The word out of CinemaCon about the new Hobbit film was the kind of bad publicity that money simply wouldn't care to buy. After a decidedly mixed reaction from the public to Peter Jackson's 10 minutes of new footage, the director did a quick media tour to quell the naysayers.

'There can only ever be a real reaction, a truthful reaction, when people actually have a chance to see a complete narrative on a particular film,' Jackson told Entertainment Weekly.

Jackson made a pioneering decision to shoot his two-part prequel to the Lord of The Rings at 48 frames per second, making them the first two major motion pictures destined for release in that high definition format, instead of with the lower resolution 24 frames per second of traditional film making.
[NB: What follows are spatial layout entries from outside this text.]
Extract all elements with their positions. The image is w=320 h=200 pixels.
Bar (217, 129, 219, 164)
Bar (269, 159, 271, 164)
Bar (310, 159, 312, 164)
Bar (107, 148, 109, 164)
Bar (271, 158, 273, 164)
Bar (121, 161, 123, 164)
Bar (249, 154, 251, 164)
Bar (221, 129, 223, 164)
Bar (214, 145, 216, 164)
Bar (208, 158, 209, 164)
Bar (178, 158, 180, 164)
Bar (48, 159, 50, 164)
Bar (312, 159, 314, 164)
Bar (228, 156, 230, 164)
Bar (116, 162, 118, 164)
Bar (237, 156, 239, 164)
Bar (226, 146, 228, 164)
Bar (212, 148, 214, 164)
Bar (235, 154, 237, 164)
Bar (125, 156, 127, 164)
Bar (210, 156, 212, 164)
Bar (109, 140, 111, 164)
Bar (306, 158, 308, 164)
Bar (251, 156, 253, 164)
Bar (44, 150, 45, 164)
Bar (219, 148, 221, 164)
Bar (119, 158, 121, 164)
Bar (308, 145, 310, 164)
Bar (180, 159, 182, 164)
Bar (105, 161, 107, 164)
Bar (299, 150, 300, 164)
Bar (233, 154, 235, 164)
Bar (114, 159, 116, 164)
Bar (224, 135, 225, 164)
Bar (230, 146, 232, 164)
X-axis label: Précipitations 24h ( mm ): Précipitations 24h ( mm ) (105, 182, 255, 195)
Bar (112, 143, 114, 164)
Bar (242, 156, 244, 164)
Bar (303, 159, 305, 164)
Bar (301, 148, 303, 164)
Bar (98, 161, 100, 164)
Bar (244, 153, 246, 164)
But according to E Online, fanboys were appalled by what they called the 'un-cinematic HDTV clarity' of the 10 minute sequence, which made the sets looks reportedly artificial and killed the illusion of reality.

Jackson said they needn't have worried though. The footage shown at CinemaCon in Las Vegas last week didn't have postproduction work completed, and when the 'extensive digital grading' he used on Lord Of The Rings is completed they'll see the welcome changes.

'We'll do the same with The Hobbit, to make it consistent and give it the feeling of otherworldliness—to get the mood, the tone, the feel of the different scenes,' he promised.

Episode one of the two part adventure, The Hobbit: An Unexpected Journey, opens in theaters on December 14, while the second installment, The Hobbit: There and Back Again arrives a year later.